Now, I’m just over 2.5 miles from my work, and I can bike to work, and if I walk or drive 1 mile, I can also bus it downtown. But, moving to a bigger house in a neighborhood without sidewalks and no corner store, I couldn’t blog about being green without, well, lying, and I stopped writing. And then we packed and moved, and I was busy with work and the distracting buzz in my head and body that comes with change. Oh yeah, and a surgeon opened me up and took out something (non-malignant) that should not have been there in December.
Excuses, excuses.
This isn’t meant to be an excuse post, but instead a flag of something new. After all of that change and resettling, I feel different.
I loved the old place – it was the happiest most lovely place I’d ever lived, happiest most loving person I’d ever been, and I didn’t want to risk leaving behind any of that well being. I was also thrilled to walk to work….while I could theoretically walk the six mile round trip to and from work from our new place, I haven’t yet. Other changes, after a lifetime of tea drinking, I am experimenting with coffee (er, a milky mocha that has a dash of coffee, not the straight espresso enjoyed by my dear husband). But, something about going under anesthetic and losing a piece, moving house, and changing your caffeine vehicle has triggered a reassessment. I am, in essence, reading my own tea leaves and pondering the future. This happens to me periodically.
Maybe because I was sedentary, I spent a fair bit of my free time this winter knitting. Socks, scarves, purses…my Christmas gifts to the women in my family were homemade. I made small ornaments for my niece and nephew. I ended up with some gift yarn from a colleague, I had several of my own projects to complete. I knit and knit and knit.

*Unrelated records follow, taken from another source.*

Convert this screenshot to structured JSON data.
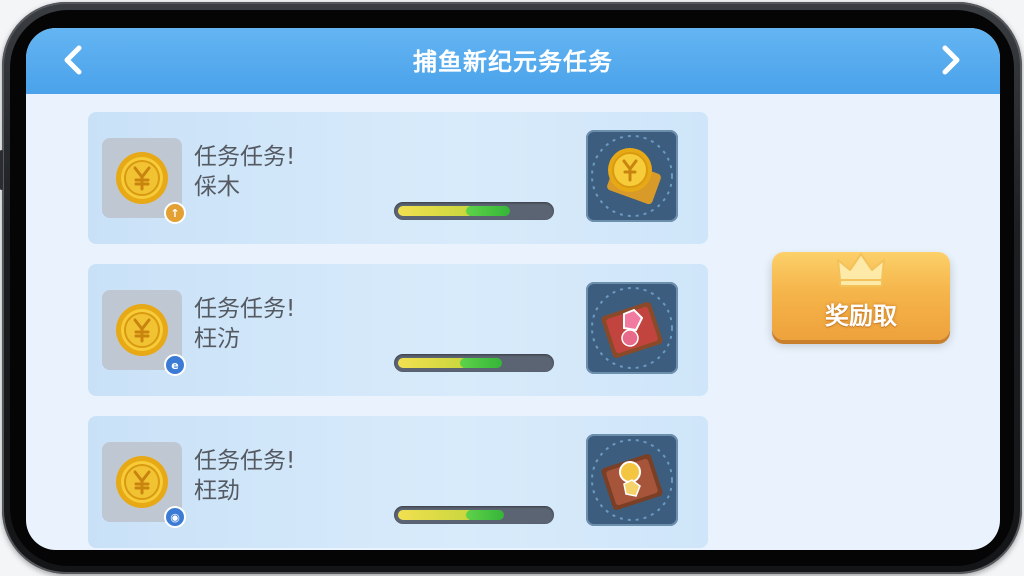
{
  "header": {
    "title": "捕鱼新纪元务任务",
    "prev_icon": "chevron-left-icon",
    "next_icon": "chevron-right-icon"
  },
  "tasks": [
    {
      "line1": "任务任务!",
      "line2": "倸木",
      "badge_symbol": "↑",
      "badge_color": "#e3a033",
      "progress_yellow": 0.5,
      "progress_green": 0.75,
      "reward_icon": "gold-coin-ticket-icon"
    },
    {
      "line1": "任务任务!",
      "line2": "枉汸",
      "badge_symbol": "e",
      "badge_color": "#3b7bd6",
      "progress_yellow": 0.45,
      "progress_green": 0.68,
      "reward_icon": "red-gem-ticket-icon"
    },
    {
      "line1": "任务任务!",
      "line2": "枉劲",
      "badge_symbol": "◉",
      "badge_color": "#3b7bd6",
      "progress_yellow": 0.5,
      "progress_green": 0.7,
      "reward_icon": "gold-gem-ticket-icon"
    }
  ],
  "claim_button": {
    "label": "奖励取",
    "icon": "crown-icon"
  },
  "colors": {
    "header_blue": "#4aa2ea",
    "button_orange": "#f5b54a",
    "coin_gold": "#f1c232"
  }
}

But now, facing warmer weather, when the thought of wool in my lap is a bit less appealing, I’m questioning all of that knitting. How many scarves can one person wear? Maybe more socks than scarves, but the cost of the yarn plus the hours of work…means the socks end up being multiply expensive. I’m happy to knit, and I’m even happy to spend a little on quality yarn for my free time, but I started to wonder what all of that knitting was doing for me. What I was expressing or replacing by knitting.
After some quiet pondering, I remembered what I already knew, that it is satisfying a creative urge, one that I’m having trouble satisfying at work. Interestingly enough, this has been a theme that I’ve pondered before. OK, ok, I get it. Time to make a change in my job description to get a little more creative during my day job, let’s see if that calms the knitting drive.